Bablar    Konular    Numaralar  

MENASİK BAHSİ

<< 1774 >>

NUMARALI HADİS-İ ŞERİF:

 

حَدَّثَنَا أَحْمَدُ بْنُ حَنْبَلٍ حَدَّثَنَا رَوْحٌ حَدَّثَنَا أَشْعَثُ عَنْ الْحَسَنِ عَنْ أَنَسِ بْنِ مَالِكٍ أَنَّ النَّبِيَّ صَلَّى اللَّهُ عَلَيْهِ وَسَلَّمَ صَلَّى الظُّهْرَ ثُمَّ رَكِبَ رَاحِلَتَهُ فَلَمَّا عَلَا عَلَى جَبَلِ الْبَيْدَاءِ أَهَلَّ

 

Enes b.Mâlik'den rivayet olunduğuna göre,

 

Nebi (s.a.v.) öğle namazını kıldıktan sonra binitine binmiş, Beydâ dağına çıkınca da yüksek sesle telbiye getirmiştir.

 

 

İzah:

Nesâî, menasik; Ahmed b.
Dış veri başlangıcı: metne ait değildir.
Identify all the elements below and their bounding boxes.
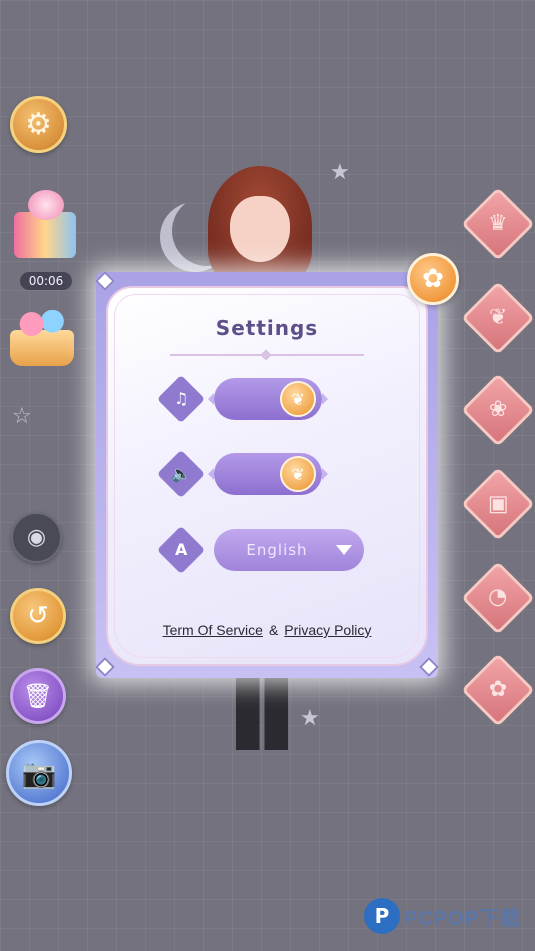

Hanbel, I, 260. II, 18, 36, III, 320, 378.

 

1770 numaralı hadis-i şerifin şerhinde açıkladığımız gibi Resûl-i Ekrem (s.a.v.)'in ihrama ne zaman ve nerede girdiği farklı şekillerde nakledilmektedir. Bu farklılık hacda bulunan ashabın çok olması sebebiyle Nebi (s.a.v.)'in her hareketini anında görememe­lerinden kaynaklanmaktadır. Her sahâbî sadece görebildiğini nakletmiştir. Kimisi Hz. Nebii namazdan sonra ihramlı görmüş onu nakletmiş, bineği üzerinde ihramlı görmüş onu nakletmiş, kimisi de Beydâ'da bineği üzerinde ihramlı görmüş onu nakletmiş ve hepsi de Hz. Nebi (s.a.v.)'i gördükleri zaman o anda ihrama girdiğini zannetmişler. Gerçek; Hz. Pey­gamber Zülhuîeyfe mescidinde kıldığı namazdan sonra ihrama girmiş, da­ha sonra hem devesi kendisini kaldırınca, hem de Beydâ tepesine çıkınca yüksek sesle telbiye getirmiştir.